It was a child. It was the horrific deed of one person. It took us from light and joy into a place of fear and struggle and hope. We struggled, an innocent child going to get a movie with his buddies and taken in the night. This was the place in time that one family, one community, one world were thrown into the journey that has formed and changed so very many lives. We learned, we answered the challenge from Jacob’s family for us together to seek how to live with hope in a manner that I had never considered.
My husband and I were just in the beginning of parenting. Our son’s birthday celebration on a beautiful fall day ended for us with those who love and care for us gathering to celebrate life. Just a short drive away another family ended that night being tossed into a journey that would span decades. And that family chose the light and hope of life over the dark.
The Wetterlings for many of us are an incredible example of unselfish love and care, grace and hope. An unending witness to how we can respond to a horrific event. It was by their example we were in awe of a family that could have, in this painful event, turn in and away, but rather, they opened themselves. And by their living example, they led us in learning how we can continue to love with hope. I suspect it was a very intentional turning out and continuing to move the momentum forward with hope, to bring an innocent young boy home.
And now, as they mourn the death of their son in these past weeks, they again provide and gift the community with an amazing gathering to grieve and mourn. The Wetterlings provided a community service that took us from the pain of death into the hope of the future. The sensitivity to the enormous diversity and faith practices in our community, all combined to provide a place for sharing our loss. Reflecting on life using such a grand collaboration of spiritual forms — the Native American prayer, the Baha’i, Christian and beyond. The words of the family to express gratitude to the community and beyond were incredibly generous — to honor us in sharing this time of memorial. To, in their pain, bring us together with care and compassion was an incredible and selfless gift.
Jacob’s family has shown us in so many ways how I believe we are all called to live — in community, with and for others.
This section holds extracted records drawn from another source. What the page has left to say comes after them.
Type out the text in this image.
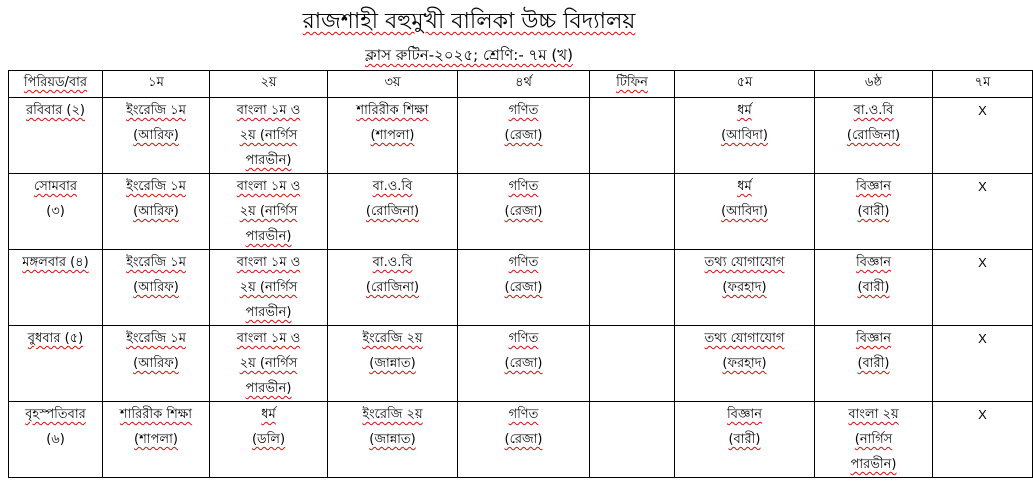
রাজশাহী বহুমুখী বালিকা উচ্চ বিদ্যালয়
ক্লাস রুটিন-২০২৫; শ্রেণি:- ৭ম (খ)
পিরিয়ড/বার	১ম	২য়	৩য়	৪র্থ	টিফিন	৫ম	৬ষ্ঠ	৭ম

রবিবার (২)	ইংরেজি ১ম
(আরিফ)	বাংলা ১ম ও
২য় (নার্গিস
পারভীন)	শারিরীক শিক্ষা
(শাপলা)	গণিত
(রেজা)		ধর্ম
(আবিদা)	বা.ও.বি
(রোজিনা)	X

সোমবার
(৩)	ইংরেজি ১ম
(আরিফ)	বাংলা ১ম ও
২য় (নার্গিস
পারভীন)	বা.ও.বি
(রোজিনা)	গণিত
(রেজা)		ধর্ম
(আবিদা)	বিজ্ঞান
(বারী)	X

মঙ্গলবার (৪)	ইংরেজি ১ম
(আরিফ)	বাংলা ১ম ও
২য় (নার্গিস
পারভীন)	বা.ও.বি
(রোজিনা)	গণিত
(রেজা)		তথ্য যোগাযোগ
(ফরহাদ)	বিজ্ঞান
(বারী)	X

বুধবার (৫)	ইংরেজি ১ম
(আরিফ)	বাংলা ১ম ও
২য় (নার্গিস
পারভীন)	ইংরেজি ২য়
(জান্নাত)	গণিত
(রেজা)		তথ্য যোগাযোগ
(ফরহাদ)	বিজ্ঞান
(বারী)	X

বৃহস্পতিবার
(৬)	শারিরীক শিক্ষা
(শাপলা)	ধর্ম
(ডলি)	ইংরেজি ২য়
(জান্নাত)	গণিত
(রেজা)		বিজ্ঞান
(বারী)	বাংলা ২য়
(নার্গিস
পারভীন)	X
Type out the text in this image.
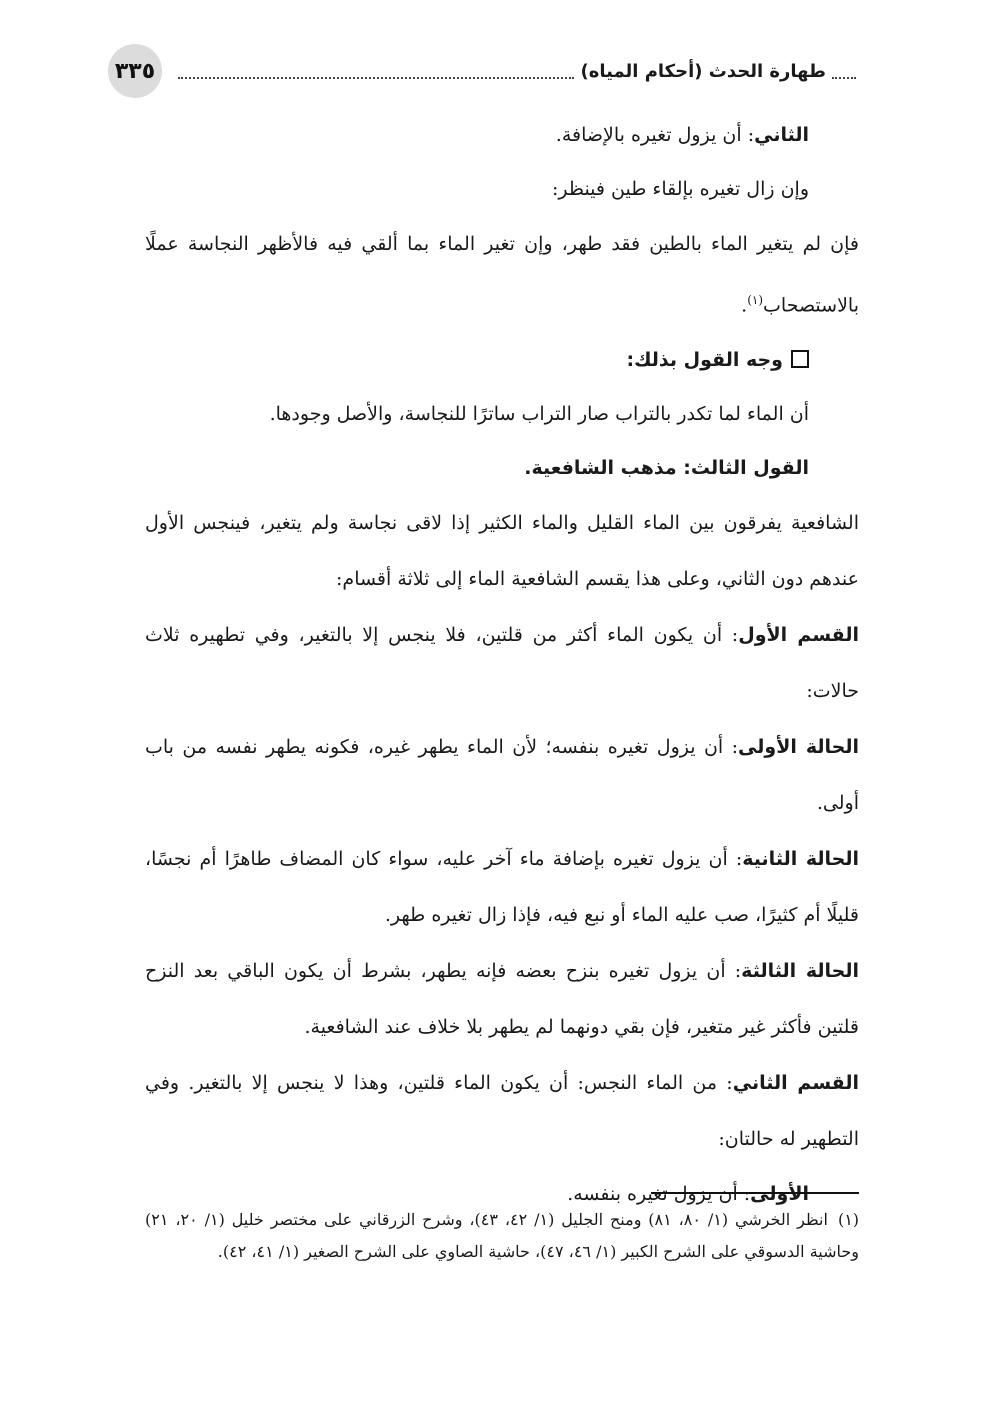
٣٣٥	طهارة الحدث (أحكام المياه)

الثاني: أن يزول تغيره بالإضافة.

وإن زال تغيره بإلقاء طين فينظر:

فإن لم يتغير الماء بالطين فقد طهر، وإن تغير الماء بما ألقي فيه فالأظهر النجاسة عملًا بالاستصحاب$^{(١)}$.

وجه القول بذلك:

أن الماء لما تكدر بالتراب صار التراب ساترًا للنجاسة، والأصل وجودها.

القول الثالث: مذهب الشافعية.

الشافعية يفرقون بين الماء القليل والماء الكثير إذا لاقى نجاسة ولم يتغير، فينجس الأول عندهم دون الثاني، وعلى هذا يقسم الشافعية الماء إلى ثلاثة أقسام:

القسم الأول: أن يكون الماء أكثر من قلتين، فلا ينجس إلا بالتغير، وفي تطهيره ثلاث حالات:

الحالة الأولى: أن يزول تغيره بنفسه؛ لأن الماء يطهر غيره، فكونه يطهر نفسه من باب أولى.

الحالة الثانية: أن يزول تغيره بإضافة ماء آخر عليه، سواء كان المضاف طاهرًا أم نجسًا، قليلًا أم كثيرًا، صب عليه الماء أو نبع فيه، فإذا زال تغيره طهر.

الحالة الثالثة: أن يزول تغيره بنزح بعضه فإنه يطهر، بشرط أن يكون الباقي بعد النزح قلتين فأكثر غير متغير، فإن بقي دونهما لم يطهر بلا خلاف عند الشافعية.

القسم الثاني: من الماء النجس: أن يكون الماء قلتين، وهذا لا ينجس إلا بالتغير. وفي التطهير له حالتان:

الأولى: أن يزول تغيره بنفسه.

(١)انظر الخرشي (١/ ٨٠، ٨١) ومنح الجليل (١/ ٤٢، ٤٣)، وشرح الزرقاني على مختصر خليل (١/ ٢٠، ٢١) وحاشية الدسوقي على الشرح الكبير (١/ ٤٦، ٤٧)، حاشية الصاوي على الشرح الصغير (١/ ٤١، ٤٢).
Patty provided us the witness to care and support others. “We wouldn’t have survived the past 27 years,” Patty said, “without the love and care and support. Jacob’s Hope will continue in the love and care and support we share with each other.”
She continued, to “every parent who is out there still searching….we’re still with you,” Patty said. “Jacob’s Hope will continue in our efforts to bring every missing person home. Every last one!”
The music and readings of the service for me reflected the call of Christ of love and care for one another. It set forth a strong reminder that the call of our Catholic baptism to live in the light of Christ is real and for every one of us.
Red Grammer’s song reminded us, “…black or white, red or tan…we are part of the family of man.” We are called by Christ to love and serve one another. There are no conditions on God’s command, there are no “time outs” from Jesus’ teaching — we are called to love and serve.
As the song written by Douglas Wood proclaims, “We are Jacob’s Hope.” As we grieve and mourn the death of Jacob, we now have the opportunity to once again decide how we will live. Do we choose to live with hope or despair? Do we choose to live in the light even on the days that the darkness seems to overcome the glimmer?
Christ calls us to shine the light. Together I believe the light of the Son will overcome any evil and challenges that come into each of our lives.
I choose to live with hope and light. I choose the Son. I hope you do as well.